I hope most of you by now have read Nate Silver this morning, as is your civic duty. He argues that in order for Romney to win, the polls must be statistically biased in Obama's favor, meaning they must be overestimating support for Obama. Nate explains it this way:
...many of the pollsters are likely to make [...] assumptions about how to measure the voter universe accurately. This introduces the possibility that most of the pollsters could err on one or another side — whether in Mr. Obama’s direction, or Mr. Romney’s. In a statistical sense, we would call this bias: that the polls are not taking an accurate sample of the voter population.
But there is another way to think of it. The pollsters may be overestimating us. And by us, I mean the Democrats. They may think we're going to do a decent job getting out the vote. They may be wrong. They may think we really care about winning this election. They may be wrong. They may think we're going to make a ton of phone calls, knock on doors, drive people to the polls. They may be wrong.
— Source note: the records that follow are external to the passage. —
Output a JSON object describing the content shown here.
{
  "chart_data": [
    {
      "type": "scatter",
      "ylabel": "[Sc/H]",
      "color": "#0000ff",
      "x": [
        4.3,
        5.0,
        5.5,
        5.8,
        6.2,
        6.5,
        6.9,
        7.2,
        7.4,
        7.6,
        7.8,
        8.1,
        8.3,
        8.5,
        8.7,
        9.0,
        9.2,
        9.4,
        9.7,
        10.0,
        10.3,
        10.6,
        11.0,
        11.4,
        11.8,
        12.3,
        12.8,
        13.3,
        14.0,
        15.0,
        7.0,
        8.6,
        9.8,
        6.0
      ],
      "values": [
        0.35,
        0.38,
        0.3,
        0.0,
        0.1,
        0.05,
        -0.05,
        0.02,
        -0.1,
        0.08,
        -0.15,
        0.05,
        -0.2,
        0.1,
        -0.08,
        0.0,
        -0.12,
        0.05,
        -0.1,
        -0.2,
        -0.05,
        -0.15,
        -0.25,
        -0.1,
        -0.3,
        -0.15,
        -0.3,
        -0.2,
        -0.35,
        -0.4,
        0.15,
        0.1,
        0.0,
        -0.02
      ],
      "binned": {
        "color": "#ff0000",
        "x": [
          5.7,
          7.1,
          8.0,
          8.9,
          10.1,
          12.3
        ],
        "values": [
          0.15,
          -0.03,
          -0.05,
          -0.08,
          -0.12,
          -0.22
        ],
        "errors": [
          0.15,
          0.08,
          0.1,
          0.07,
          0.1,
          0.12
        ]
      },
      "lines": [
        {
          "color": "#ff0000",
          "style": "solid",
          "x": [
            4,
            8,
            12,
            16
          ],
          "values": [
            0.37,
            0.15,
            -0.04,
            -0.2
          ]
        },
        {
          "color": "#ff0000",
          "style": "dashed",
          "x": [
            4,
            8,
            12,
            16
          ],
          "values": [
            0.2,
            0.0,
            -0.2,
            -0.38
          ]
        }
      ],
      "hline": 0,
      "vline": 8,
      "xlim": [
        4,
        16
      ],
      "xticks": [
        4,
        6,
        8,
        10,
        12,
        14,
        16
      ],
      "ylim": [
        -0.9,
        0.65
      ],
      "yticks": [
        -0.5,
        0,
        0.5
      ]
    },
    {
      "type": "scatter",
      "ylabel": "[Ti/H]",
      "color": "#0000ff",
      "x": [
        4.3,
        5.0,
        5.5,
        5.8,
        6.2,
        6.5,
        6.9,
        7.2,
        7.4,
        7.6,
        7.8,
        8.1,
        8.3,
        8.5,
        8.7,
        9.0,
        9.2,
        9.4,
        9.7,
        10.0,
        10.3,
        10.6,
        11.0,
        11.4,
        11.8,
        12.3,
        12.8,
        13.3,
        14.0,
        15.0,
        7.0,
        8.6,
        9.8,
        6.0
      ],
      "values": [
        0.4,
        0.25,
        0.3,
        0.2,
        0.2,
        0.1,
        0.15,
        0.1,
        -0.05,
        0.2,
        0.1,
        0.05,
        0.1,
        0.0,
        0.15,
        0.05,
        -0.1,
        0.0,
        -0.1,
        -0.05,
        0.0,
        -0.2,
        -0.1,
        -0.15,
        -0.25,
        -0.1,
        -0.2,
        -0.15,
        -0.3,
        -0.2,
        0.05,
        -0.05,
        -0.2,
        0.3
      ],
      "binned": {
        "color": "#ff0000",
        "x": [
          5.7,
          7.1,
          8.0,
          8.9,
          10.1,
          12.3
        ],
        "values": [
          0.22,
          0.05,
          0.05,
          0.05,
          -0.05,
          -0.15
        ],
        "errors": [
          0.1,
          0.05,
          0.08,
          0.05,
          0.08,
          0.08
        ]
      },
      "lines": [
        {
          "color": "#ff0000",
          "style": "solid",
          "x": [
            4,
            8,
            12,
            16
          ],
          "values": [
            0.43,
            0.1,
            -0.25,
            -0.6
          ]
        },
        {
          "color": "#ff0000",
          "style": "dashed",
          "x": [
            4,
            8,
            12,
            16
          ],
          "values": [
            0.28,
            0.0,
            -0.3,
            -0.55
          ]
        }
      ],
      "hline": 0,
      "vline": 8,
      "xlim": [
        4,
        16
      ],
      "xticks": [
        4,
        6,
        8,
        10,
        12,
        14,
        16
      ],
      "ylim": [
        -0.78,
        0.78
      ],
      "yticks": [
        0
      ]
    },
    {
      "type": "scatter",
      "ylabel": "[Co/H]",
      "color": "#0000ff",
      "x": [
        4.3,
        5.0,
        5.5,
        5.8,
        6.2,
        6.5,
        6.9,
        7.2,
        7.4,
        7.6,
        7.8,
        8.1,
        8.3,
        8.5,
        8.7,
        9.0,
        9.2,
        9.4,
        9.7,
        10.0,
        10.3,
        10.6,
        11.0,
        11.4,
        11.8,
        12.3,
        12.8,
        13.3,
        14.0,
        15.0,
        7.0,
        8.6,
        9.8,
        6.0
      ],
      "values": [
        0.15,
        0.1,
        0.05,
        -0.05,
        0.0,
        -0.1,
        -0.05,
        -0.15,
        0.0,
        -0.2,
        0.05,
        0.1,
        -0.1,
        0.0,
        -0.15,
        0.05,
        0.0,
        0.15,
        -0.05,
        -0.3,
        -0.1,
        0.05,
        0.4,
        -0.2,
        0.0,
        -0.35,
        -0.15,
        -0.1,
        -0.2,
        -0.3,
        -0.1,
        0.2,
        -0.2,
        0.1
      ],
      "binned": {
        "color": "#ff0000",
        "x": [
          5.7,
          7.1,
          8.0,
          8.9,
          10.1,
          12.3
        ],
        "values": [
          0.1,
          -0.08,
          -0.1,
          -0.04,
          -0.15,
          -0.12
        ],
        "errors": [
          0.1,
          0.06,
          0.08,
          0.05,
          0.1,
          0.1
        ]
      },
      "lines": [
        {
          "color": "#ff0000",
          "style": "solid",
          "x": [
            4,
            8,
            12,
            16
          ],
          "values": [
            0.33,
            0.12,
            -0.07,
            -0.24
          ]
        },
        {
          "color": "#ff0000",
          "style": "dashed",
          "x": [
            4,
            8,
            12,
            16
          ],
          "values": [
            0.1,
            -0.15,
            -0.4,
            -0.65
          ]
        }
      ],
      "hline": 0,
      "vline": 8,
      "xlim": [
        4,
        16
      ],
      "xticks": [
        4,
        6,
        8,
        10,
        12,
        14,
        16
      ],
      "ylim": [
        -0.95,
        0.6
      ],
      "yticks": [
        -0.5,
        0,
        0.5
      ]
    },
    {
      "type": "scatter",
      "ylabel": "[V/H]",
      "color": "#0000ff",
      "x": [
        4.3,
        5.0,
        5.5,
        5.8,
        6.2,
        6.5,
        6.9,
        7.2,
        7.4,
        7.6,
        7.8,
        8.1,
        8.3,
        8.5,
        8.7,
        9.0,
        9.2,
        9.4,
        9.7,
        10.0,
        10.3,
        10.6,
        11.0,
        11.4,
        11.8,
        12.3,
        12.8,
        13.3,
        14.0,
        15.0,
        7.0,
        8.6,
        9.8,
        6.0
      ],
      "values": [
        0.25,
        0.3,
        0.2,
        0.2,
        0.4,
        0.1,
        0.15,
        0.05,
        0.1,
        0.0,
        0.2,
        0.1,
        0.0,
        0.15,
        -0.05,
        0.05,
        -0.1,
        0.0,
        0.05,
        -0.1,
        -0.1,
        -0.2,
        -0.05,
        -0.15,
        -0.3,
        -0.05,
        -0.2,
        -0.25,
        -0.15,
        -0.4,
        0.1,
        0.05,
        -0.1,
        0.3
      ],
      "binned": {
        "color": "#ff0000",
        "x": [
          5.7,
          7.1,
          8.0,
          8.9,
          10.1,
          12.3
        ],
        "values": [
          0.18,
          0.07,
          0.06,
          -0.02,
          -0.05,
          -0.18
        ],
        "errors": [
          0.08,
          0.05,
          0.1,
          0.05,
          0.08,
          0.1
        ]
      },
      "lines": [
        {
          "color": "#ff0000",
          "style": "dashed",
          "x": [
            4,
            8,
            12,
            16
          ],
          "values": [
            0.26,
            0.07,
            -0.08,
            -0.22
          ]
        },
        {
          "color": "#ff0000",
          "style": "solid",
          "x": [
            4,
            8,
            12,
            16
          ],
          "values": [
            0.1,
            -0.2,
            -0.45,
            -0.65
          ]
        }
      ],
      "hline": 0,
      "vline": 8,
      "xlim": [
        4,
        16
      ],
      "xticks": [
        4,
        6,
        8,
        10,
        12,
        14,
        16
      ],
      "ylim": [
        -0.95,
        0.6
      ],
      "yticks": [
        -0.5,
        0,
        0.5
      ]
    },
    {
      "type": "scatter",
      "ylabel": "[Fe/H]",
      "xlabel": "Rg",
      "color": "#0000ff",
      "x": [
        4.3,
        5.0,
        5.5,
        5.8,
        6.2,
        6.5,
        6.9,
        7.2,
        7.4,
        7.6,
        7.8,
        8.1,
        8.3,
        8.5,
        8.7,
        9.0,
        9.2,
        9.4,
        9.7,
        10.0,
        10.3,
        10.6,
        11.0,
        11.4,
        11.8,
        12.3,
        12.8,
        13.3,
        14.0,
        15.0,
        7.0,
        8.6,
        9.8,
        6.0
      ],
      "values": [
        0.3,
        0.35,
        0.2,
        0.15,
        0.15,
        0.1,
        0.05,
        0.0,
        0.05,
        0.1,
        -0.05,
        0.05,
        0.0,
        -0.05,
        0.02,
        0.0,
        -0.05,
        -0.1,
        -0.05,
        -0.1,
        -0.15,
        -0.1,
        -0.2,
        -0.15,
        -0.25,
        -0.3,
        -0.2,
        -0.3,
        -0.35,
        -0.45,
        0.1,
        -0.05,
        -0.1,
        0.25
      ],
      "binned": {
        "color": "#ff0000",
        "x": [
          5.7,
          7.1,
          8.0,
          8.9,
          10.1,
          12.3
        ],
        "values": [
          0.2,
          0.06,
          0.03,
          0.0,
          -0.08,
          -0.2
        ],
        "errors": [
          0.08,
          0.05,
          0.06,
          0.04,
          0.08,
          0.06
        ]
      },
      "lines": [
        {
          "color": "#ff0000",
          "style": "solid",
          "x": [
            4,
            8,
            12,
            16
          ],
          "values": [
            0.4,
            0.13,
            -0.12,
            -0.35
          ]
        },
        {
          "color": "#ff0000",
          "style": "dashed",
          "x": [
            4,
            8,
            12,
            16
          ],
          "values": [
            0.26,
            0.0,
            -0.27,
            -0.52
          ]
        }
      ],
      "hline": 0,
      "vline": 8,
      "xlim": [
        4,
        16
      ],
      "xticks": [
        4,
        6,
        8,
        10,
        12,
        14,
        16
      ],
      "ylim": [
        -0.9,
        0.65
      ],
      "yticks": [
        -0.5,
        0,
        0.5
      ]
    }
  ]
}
Political polling is a very strange kind of analysis. You're not measuring the average size of a rock. You're measuring something much more maleable, fluid, ephemeral. You're measuring attitudes, free will. You're guessing what someone might do.
So when the pollsters say that we're winning in Ohio, it's really a vote of confidence. They're saying they think we're going to do our job and get out the vote at very high levels.
According to Nate, there's currently a 16.3% chance we won't. But that's up to us.